Repenser les variétés pour privilégier celles qui supportent mieux la conservation.
Renforcer la maîtrise de l’humidité après récolte.
Stabiliser les règles d’importation pour donner de la visibilité aux producteurs.
Étaler la saison grâce à une diversification géographique maîtrisée.
Comprendre les usages culinaires et leurs marges d’adaptation.

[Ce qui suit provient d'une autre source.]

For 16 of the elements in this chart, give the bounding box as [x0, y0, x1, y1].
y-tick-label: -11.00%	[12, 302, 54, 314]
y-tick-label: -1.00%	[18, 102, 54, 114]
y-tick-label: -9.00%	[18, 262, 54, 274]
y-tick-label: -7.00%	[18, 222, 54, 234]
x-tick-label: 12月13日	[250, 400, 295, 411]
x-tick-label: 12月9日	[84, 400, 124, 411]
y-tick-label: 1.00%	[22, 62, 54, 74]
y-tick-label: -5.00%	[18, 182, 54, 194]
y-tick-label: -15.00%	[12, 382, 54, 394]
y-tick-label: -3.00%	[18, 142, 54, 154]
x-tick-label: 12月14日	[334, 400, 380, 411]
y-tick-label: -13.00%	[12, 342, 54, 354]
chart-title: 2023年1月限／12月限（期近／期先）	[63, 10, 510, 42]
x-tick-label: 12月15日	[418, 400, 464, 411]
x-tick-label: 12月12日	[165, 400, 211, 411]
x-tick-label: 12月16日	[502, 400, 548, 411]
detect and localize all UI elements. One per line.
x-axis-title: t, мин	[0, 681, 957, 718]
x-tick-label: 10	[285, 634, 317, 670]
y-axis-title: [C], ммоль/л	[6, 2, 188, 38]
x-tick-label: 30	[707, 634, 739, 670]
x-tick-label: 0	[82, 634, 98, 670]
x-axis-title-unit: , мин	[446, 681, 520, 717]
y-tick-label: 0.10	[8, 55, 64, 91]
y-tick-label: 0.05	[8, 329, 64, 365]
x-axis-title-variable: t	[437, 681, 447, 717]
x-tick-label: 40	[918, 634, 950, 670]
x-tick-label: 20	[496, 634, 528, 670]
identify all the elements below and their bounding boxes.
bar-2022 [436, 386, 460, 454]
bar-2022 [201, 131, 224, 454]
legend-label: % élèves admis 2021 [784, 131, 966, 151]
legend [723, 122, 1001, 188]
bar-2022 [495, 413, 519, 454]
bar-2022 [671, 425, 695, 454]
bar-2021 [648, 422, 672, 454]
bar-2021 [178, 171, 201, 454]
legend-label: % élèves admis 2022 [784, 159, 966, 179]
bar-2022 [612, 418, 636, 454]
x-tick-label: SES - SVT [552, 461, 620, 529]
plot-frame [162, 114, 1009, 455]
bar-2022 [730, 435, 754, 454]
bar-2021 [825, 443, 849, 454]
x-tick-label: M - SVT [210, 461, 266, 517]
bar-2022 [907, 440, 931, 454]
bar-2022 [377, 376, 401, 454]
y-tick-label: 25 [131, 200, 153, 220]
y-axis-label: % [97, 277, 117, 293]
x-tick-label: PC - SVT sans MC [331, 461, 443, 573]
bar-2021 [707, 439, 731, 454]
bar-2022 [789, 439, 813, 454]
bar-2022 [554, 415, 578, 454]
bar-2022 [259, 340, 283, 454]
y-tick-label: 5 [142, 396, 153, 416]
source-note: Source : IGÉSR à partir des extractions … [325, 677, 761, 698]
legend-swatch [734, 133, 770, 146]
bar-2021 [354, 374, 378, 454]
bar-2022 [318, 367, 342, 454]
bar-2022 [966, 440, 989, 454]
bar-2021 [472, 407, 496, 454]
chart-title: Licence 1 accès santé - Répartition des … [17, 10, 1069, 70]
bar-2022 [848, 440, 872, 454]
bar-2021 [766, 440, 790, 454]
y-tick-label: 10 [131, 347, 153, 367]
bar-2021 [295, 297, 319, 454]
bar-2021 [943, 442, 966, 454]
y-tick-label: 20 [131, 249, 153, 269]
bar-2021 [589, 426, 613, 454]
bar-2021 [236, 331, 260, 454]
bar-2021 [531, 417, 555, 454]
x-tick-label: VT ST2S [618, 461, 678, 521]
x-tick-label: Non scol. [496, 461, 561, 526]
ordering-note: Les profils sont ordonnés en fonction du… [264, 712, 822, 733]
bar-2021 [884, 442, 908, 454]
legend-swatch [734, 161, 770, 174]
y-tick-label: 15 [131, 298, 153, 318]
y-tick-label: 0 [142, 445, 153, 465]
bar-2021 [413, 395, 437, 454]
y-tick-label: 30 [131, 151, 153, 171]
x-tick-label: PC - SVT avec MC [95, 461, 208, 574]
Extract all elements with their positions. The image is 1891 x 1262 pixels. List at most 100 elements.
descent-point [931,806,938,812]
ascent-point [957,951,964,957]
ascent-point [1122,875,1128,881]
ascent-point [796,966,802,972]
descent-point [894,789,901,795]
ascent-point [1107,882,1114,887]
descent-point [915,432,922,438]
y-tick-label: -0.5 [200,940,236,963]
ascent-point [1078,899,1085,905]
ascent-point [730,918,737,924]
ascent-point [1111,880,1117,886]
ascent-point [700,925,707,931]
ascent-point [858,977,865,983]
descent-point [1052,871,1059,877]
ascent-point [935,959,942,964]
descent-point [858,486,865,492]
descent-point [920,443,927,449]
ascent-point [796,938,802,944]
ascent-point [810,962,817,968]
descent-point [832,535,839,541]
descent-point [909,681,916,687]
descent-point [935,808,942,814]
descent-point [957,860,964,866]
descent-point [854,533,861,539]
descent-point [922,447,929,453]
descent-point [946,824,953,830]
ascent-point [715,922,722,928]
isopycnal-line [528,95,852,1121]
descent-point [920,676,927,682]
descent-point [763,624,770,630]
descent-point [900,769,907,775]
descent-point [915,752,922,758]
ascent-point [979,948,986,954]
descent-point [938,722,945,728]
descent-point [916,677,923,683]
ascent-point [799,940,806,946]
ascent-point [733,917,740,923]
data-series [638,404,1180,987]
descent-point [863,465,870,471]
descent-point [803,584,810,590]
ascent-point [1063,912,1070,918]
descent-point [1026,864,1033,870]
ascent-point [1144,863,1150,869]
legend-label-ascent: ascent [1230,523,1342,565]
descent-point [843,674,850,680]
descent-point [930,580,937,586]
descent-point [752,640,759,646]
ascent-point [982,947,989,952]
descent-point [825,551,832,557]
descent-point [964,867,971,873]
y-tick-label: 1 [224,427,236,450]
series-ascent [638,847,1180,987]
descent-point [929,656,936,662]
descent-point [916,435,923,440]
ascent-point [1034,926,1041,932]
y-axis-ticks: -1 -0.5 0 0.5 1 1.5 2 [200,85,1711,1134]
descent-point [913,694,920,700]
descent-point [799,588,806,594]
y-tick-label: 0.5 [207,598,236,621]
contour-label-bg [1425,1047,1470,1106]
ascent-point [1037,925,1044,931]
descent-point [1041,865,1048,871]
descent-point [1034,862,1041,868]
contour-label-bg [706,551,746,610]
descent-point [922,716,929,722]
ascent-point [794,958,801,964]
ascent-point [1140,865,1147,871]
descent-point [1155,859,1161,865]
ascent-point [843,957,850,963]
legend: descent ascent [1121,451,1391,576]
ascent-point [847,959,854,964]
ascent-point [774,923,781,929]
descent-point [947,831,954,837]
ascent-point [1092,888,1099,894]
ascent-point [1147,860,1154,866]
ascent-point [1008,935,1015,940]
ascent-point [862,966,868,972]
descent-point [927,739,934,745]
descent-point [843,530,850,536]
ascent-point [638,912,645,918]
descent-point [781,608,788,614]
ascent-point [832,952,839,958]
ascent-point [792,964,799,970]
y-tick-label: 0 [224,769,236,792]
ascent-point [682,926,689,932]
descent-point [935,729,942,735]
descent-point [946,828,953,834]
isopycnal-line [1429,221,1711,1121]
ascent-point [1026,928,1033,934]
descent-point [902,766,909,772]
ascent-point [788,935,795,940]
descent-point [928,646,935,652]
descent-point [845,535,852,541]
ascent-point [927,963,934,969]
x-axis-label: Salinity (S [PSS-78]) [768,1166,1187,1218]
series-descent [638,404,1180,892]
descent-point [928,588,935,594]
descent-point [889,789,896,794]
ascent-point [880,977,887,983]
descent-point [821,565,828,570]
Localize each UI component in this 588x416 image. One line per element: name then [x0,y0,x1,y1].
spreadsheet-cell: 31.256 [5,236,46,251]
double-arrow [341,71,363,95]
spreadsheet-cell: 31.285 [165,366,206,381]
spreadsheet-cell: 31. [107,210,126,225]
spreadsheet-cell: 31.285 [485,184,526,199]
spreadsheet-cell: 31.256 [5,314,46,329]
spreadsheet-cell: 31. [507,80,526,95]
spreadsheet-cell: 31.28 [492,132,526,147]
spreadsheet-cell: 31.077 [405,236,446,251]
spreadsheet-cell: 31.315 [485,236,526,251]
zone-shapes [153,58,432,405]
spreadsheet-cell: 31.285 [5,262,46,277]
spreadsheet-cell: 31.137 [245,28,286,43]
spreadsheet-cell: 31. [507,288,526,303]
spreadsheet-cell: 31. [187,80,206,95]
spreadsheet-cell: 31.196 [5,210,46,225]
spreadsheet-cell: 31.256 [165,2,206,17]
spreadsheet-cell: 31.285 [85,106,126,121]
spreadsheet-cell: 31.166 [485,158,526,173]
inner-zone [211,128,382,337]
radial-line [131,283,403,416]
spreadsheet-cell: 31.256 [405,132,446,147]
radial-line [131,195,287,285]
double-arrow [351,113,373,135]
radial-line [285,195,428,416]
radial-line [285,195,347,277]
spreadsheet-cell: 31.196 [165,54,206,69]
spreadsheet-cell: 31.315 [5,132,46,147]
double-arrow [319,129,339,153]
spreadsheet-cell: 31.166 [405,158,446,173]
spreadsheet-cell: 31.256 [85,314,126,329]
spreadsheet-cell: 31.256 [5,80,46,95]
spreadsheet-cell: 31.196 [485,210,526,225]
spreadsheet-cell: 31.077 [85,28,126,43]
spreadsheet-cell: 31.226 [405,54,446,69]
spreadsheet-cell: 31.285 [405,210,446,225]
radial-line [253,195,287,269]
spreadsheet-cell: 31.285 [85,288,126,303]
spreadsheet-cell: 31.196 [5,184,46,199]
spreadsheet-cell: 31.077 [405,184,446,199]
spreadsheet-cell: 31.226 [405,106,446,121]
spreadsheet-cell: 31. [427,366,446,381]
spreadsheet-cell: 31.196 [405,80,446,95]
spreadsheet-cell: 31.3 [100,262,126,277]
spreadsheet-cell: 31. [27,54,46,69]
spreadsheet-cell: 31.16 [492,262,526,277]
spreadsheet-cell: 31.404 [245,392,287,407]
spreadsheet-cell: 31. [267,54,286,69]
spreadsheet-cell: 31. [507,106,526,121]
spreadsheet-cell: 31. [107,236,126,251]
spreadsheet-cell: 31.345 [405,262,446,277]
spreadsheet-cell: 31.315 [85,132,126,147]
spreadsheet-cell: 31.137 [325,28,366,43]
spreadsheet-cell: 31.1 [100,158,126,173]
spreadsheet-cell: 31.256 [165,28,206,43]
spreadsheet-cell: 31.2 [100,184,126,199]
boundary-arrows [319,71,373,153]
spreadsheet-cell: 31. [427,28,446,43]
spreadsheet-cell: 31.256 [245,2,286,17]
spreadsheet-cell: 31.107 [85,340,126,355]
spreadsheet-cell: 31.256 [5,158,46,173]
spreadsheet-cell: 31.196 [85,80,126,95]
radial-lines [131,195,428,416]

Et surtout, repenser ce que l’on attend d’un système alimentaire résilient: pas une autosuffisance rigide, mais un équilibre intelligent entre production locale, conservation, diversité des sources et comportements de consommation.
Conclusion
Ce que révèle la place prise par l’oignon hollandais au Sénégal dépasse largement la filière elle-même. C’est le miroir d’un système alimentaire en transition, où la production locale progresse mais où la maîtrise de l’humidité, la qualité post-récolte, la régulation des marchés et les usages culinaires avancent à des vitesses différentes. La dépendance persistante aux importations ne traduit pas un manque de volonté ni un échec des producteurs. Elle signale l’importance de repenser la cohérence d’ensemble: les variétés que l’on cultive, la manière dont on les conserve, le rôle de l’importation comme complément, la place réelle des préférences alimentaires dans les arbitrages quotidiens.
Si le sujet mérite d’être regardé avec sérieux, il mérite aussi d’être abordé avec nuance. Aucun pays ne garantit sa souveraineté alimentaire en opposant production locale et importation. Les systèmes résilients reposent sur un équilibre conçu, assumé et transparent entre plusieurs sources d’approvisionnement, plusieurs temporalités et plusieurs comportements. La question n’est donc pas de réduire absolument les importations, mais de construire un environnement où elles deviennent un choix réfléchi plutôt qu’une nécessité systématique.
C’est dans cette capacité collective à relier production, conservation, marché et consommation que se trouvent les leviers les plus prometteurs. Et c’est probablement là que se jouera, demain, la place de l’oignon sénégalais sur son propre marché.